본 발명의 다른 목적은 웨이퍼 상에 알루미늄막이 형성된 분석 웨이퍼를 용이하게 재생할 수 있는 반도체장치 제조용 분석 웨이퍼 재생방법을 제공하는 데 있다.Another object of the present invention is to provide a method for reproducing an analytical wafer for manufacturing a semiconductor device which can easily reproduce an analytical wafer having an aluminum film formed thereon.
도1 내지 도4는 본 발명에 따른 반도체장치 제조용 분석 웨이퍼 재생방법의 일 실시예를 설명하기 위한 공정도들이다.1 to 4 are process diagrams for explaining an embodiment of an analysis wafer regeneration method for manufacturing a semiconductor device according to the present invention.

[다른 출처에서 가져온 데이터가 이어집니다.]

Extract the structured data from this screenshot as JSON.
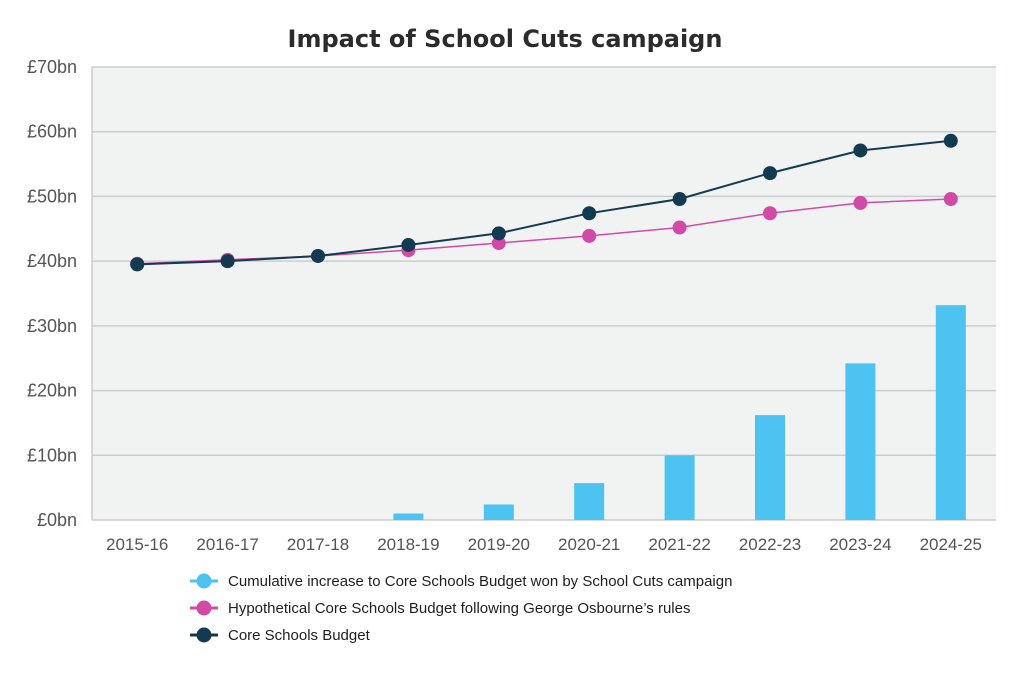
{
  "chart_data": {
    "type": "bar+line",
    "title": "Impact of School Cuts campaign",
    "categories": [
      "2015-16",
      "2016-17",
      "2017-18",
      "2018-19",
      "2019-20",
      "2020-21",
      "2021-22",
      "2022-23",
      "2023-24",
      "2024-25"
    ],
    "ylim": [
      0,
      70
    ],
    "yticks": [
      {
        "value": 0,
        "label": "£0bn"
      },
      {
        "value": 10,
        "label": "£10bn"
      },
      {
        "value": 20,
        "label": "£20bn"
      },
      {
        "value": 30,
        "label": "£30bn"
      },
      {
        "value": 40,
        "label": "£40bn"
      },
      {
        "value": 50,
        "label": "£50bn"
      },
      {
        "value": 60,
        "label": "£60bn"
      },
      {
        "value": 70,
        "label": "£70bn"
      }
    ],
    "grid": true,
    "legend_position": "bottom",
    "series": [
      {
        "name": "Cumulative increase to Core Schools Budget won by School Cuts campaign",
        "type": "bar",
        "color": "#4cc3f0",
        "values": [
          0,
          0,
          0,
          1.0,
          2.4,
          5.7,
          10.0,
          16.2,
          24.2,
          33.2
        ]
      },
      {
        "name": "Hypothetical Core Schools Budget following George Osbourne’s rules",
        "type": "line",
        "color": "#d24aa5",
        "values": [
          39.6,
          40.2,
          40.8,
          41.7,
          42.8,
          43.9,
          45.2,
          47.4,
          49.0,
          49.6
        ]
      },
      {
        "name": "Core Schools Budget",
        "type": "line",
        "color": "#143a52",
        "values": [
          39.5,
          40.0,
          40.8,
          42.5,
          44.3,
          47.4,
          49.6,
          53.6,
          57.1,
          58.6
        ]
      }
    ],
    "plot_background": "#f1f3f3",
    "grid_color": "#c9cdcf"
  }
}
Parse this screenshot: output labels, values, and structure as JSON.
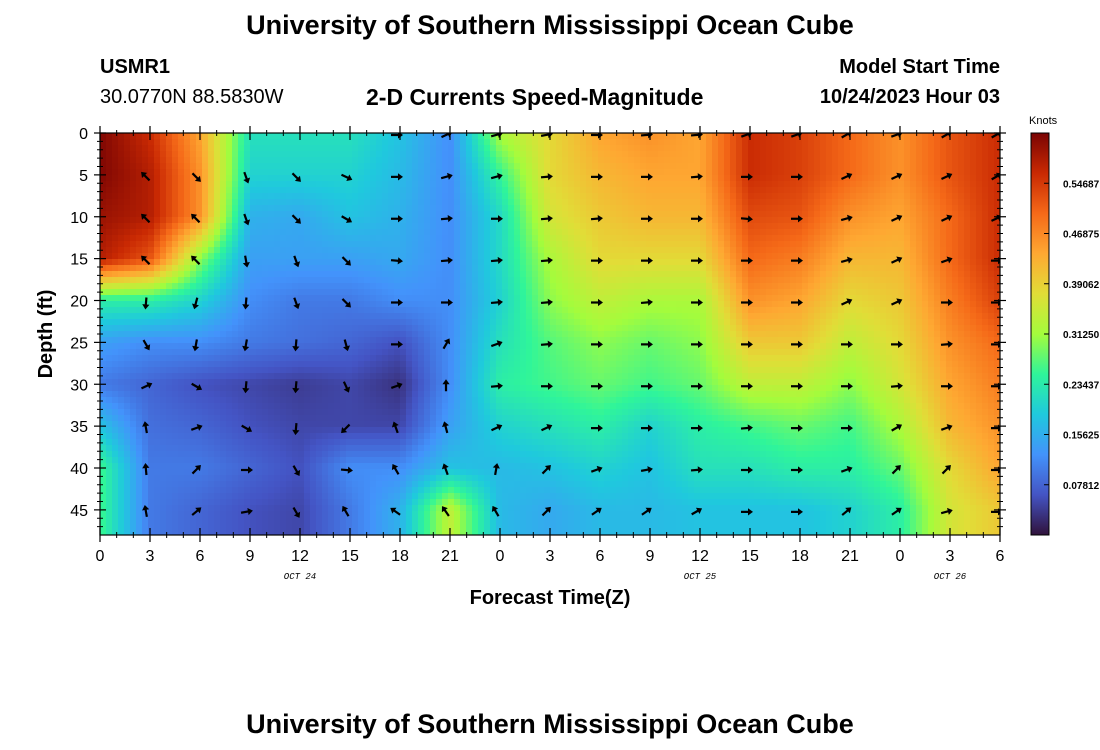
{
  "header": {
    "title": "University of Southern Mississippi Ocean Cube",
    "station_id": "USMR1",
    "coordinates": "30.0770N  88.5830W",
    "model_start_label": "Model Start Time",
    "model_start_value": "10/24/2023 Hour 03"
  },
  "footer": {
    "title": "University of Southern Mississippi Ocean Cube"
  },
  "colors": {
    "colormap": [
      "#30123b",
      "#4454c4",
      "#4393fb",
      "#1fc9dd",
      "#2ff59a",
      "#a4fc3c",
      "#e1dd37",
      "#fea832",
      "#f56918",
      "#c92903",
      "#7a0403"
    ],
    "arrow": "#000000"
  },
  "chart_data": {
    "type": "heatmap",
    "title": "2-D Currents Speed-Magnitude",
    "xlabel": "Forecast Time(Z)",
    "ylabel": "Depth (ft)",
    "x_tick_labels": [
      "0",
      "3",
      "6",
      "9",
      "12",
      "15",
      "18",
      "21",
      "0",
      "3",
      "6",
      "9",
      "12",
      "15",
      "18",
      "21",
      "0",
      "3",
      "6"
    ],
    "date_labels": [
      {
        "label": "OCT 24",
        "at_tick": 4
      },
      {
        "label": "OCT 25",
        "at_tick": 12
      },
      {
        "label": "OCT 26",
        "at_tick": 17
      }
    ],
    "y_ticks": [
      0,
      5,
      10,
      15,
      20,
      25,
      30,
      35,
      40,
      45
    ],
    "ylim": [
      0,
      48
    ],
    "y_inverted": true,
    "colorbar": {
      "unit": "Knots",
      "min": 0,
      "max": 0.625,
      "tick_labels": [
        "0.07812",
        "0.15625",
        "0.23437",
        "0.31250",
        "0.39062",
        "0.46875",
        "0.54687"
      ]
    },
    "depths": [
      0,
      5,
      10,
      15,
      20,
      25,
      30,
      35,
      40,
      45
    ],
    "times_hours": [
      0,
      3,
      6,
      9,
      12,
      15,
      18,
      21,
      24,
      27,
      30,
      33,
      36,
      39,
      42,
      45,
      48,
      51,
      54
    ],
    "speed_knots": [
      [
        0.62,
        0.56,
        0.44,
        0.22,
        0.22,
        0.22,
        0.18,
        0.12,
        0.32,
        0.38,
        0.44,
        0.46,
        0.44,
        0.56,
        0.54,
        0.5,
        0.46,
        0.52,
        0.56
      ],
      [
        0.62,
        0.58,
        0.46,
        0.2,
        0.2,
        0.2,
        0.17,
        0.12,
        0.25,
        0.38,
        0.42,
        0.44,
        0.44,
        0.56,
        0.54,
        0.5,
        0.46,
        0.52,
        0.56
      ],
      [
        0.6,
        0.58,
        0.46,
        0.16,
        0.15,
        0.18,
        0.16,
        0.12,
        0.21,
        0.36,
        0.4,
        0.42,
        0.42,
        0.53,
        0.52,
        0.46,
        0.44,
        0.5,
        0.56
      ],
      [
        0.58,
        0.52,
        0.3,
        0.14,
        0.14,
        0.14,
        0.15,
        0.12,
        0.21,
        0.32,
        0.38,
        0.38,
        0.38,
        0.5,
        0.48,
        0.42,
        0.42,
        0.5,
        0.56
      ],
      [
        0.24,
        0.24,
        0.2,
        0.12,
        0.1,
        0.1,
        0.12,
        0.12,
        0.2,
        0.3,
        0.34,
        0.32,
        0.32,
        0.46,
        0.44,
        0.38,
        0.4,
        0.48,
        0.54
      ],
      [
        0.14,
        0.12,
        0.12,
        0.1,
        0.09,
        0.08,
        0.06,
        0.12,
        0.22,
        0.27,
        0.3,
        0.28,
        0.3,
        0.4,
        0.4,
        0.34,
        0.38,
        0.46,
        0.5
      ],
      [
        0.1,
        0.08,
        0.06,
        0.05,
        0.04,
        0.05,
        0.03,
        0.12,
        0.24,
        0.26,
        0.28,
        0.26,
        0.28,
        0.34,
        0.34,
        0.3,
        0.36,
        0.44,
        0.48
      ],
      [
        0.18,
        0.09,
        0.08,
        0.06,
        0.05,
        0.05,
        0.05,
        0.14,
        0.2,
        0.22,
        0.24,
        0.2,
        0.24,
        0.26,
        0.28,
        0.26,
        0.32,
        0.42,
        0.46
      ],
      [
        0.26,
        0.1,
        0.1,
        0.08,
        0.06,
        0.12,
        0.12,
        0.18,
        0.17,
        0.18,
        0.2,
        0.18,
        0.22,
        0.22,
        0.24,
        0.24,
        0.28,
        0.38,
        0.44
      ],
      [
        0.26,
        0.1,
        0.08,
        0.06,
        0.05,
        0.1,
        0.16,
        0.34,
        0.17,
        0.15,
        0.17,
        0.17,
        0.18,
        0.18,
        0.18,
        0.2,
        0.24,
        0.36,
        0.4
      ]
    ],
    "arrow_rows_depth": [
      0,
      5,
      10,
      15,
      20,
      25,
      30,
      35,
      40,
      45
    ],
    "arrow_direction_deg": [
      [
        null,
        null,
        null,
        null,
        null,
        null,
        270,
        245,
        255,
        260,
        270,
        265,
        265,
        250,
        250,
        240,
        250,
        240,
        240
      ],
      [
        null,
        135,
        315,
        340,
        315,
        295,
        270,
        255,
        255,
        265,
        270,
        270,
        265,
        270,
        270,
        245,
        245,
        245,
        240
      ],
      [
        null,
        135,
        135,
        340,
        315,
        300,
        270,
        265,
        270,
        265,
        265,
        270,
        270,
        275,
        270,
        255,
        245,
        245,
        245
      ],
      [
        null,
        135,
        135,
        350,
        340,
        315,
        275,
        265,
        265,
        265,
        270,
        270,
        270,
        270,
        270,
        255,
        245,
        250,
        270
      ],
      [
        null,
        5,
        15,
        5,
        340,
        315,
        270,
        270,
        265,
        265,
        270,
        265,
        270,
        270,
        270,
        245,
        245,
        270,
        270
      ],
      [
        null,
        330,
        10,
        10,
        5,
        345,
        270,
        210,
        250,
        265,
        270,
        270,
        270,
        270,
        270,
        270,
        270,
        265,
        270
      ],
      [
        155,
        245,
        300,
        5,
        5,
        335,
        250,
        180,
        265,
        270,
        270,
        270,
        270,
        270,
        270,
        270,
        265,
        270,
        270
      ],
      [
        160,
        170,
        250,
        300,
        5,
        45,
        160,
        165,
        245,
        245,
        270,
        270,
        270,
        265,
        270,
        270,
        240,
        250,
        270
      ],
      [
        200,
        175,
        225,
        270,
        330,
        275,
        150,
        160,
        190,
        225,
        250,
        260,
        265,
        270,
        270,
        250,
        225,
        225,
        270
      ],
      [
        140,
        170,
        230,
        260,
        330,
        150,
        125,
        145,
        150,
        225,
        235,
        235,
        240,
        270,
        270,
        230,
        235,
        255,
        270
      ]
    ]
  }
}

※도면의 주요부분에 대한 부호의 설명※ Explanation of symbols for main parts of drawing
10 : 웨이퍼 12 : 산화막10 wafer 12 oxide film
14 : 알루미늄막 16 : 잔유물14 aluminum film 16: residue
상기 목적을 달성하기 위한 본 발명에 따른 반도체장치 제조용 분석 웨이퍼 재생방법은, 산화막 및 일정량의 불순물이 함유된 알루미늄막이 순차적으로 형성된 반도체장치 제조용 분석 웨이퍼 재생방법에 있어서, (1) 질산(HNO3), 인산(H3PO4), 초산(CH3COOH) 및 탈이온수가 일정 비율로 혼합된 제 1 케미컬이 일정량 저장된 제 1 탱크 내부에 상기 분석 웨이퍼를 소정시간 투입한 후, 방출하는 단계; (2) 상기 분석 웨이퍼를 질산(HNO3), 불산(HF), 초산(CH3COOH) 및 초순수가 일정 비율로 혼합된 제 2 케미컬이 일정량 저장된 제 2 탱크 내부에 상기 분석 웨이퍼를 소정시간 투입한 후, 방출하는 단계; 및 (3) 상기 분석 웨이퍼를 상기 산화막 제거용 제 3 케미컬이 일정량 저장된 제 3 탱크 내부에 상기 분석 웨이퍼를 소정시간 투입한 후, 방출하는 단계;를 구비하여 이루어지는 것을 특징으로 한다.The analysis wafer regeneration method for semiconductor device manufacturing according to the present invention for achieving the above object, in the analysis wafer regeneration method for semiconductor device manufacturing in which an oxide film and an aluminum film containing a predetermined amount of impurities are sequentially formed, (1) nitric acid (HNO 3 ) Injecting the analysis wafer into the first tank in which a predetermined amount of the first chemical, in which phosphoric acid (H 3 PO 4 ), acetic acid (CH 3 COOH) and deionized water are mixed at a predetermined rate, is discharged after a predetermined time; (2) The analysis wafer is introduced into the analysis tank for a predetermined time in a second tank storing a predetermined amount of a second chemical mixed with nitric acid (HNO 3 ), hydrofluoric acid (HF), acetic acid (CH 3 COOH) and ultrapure water at a predetermined ratio. Then releasing; And (3) injecting the analysis wafer into the third tank in which the third chemical for removing the oxide film is stored for a predetermined time and then discharging the analysis wafer.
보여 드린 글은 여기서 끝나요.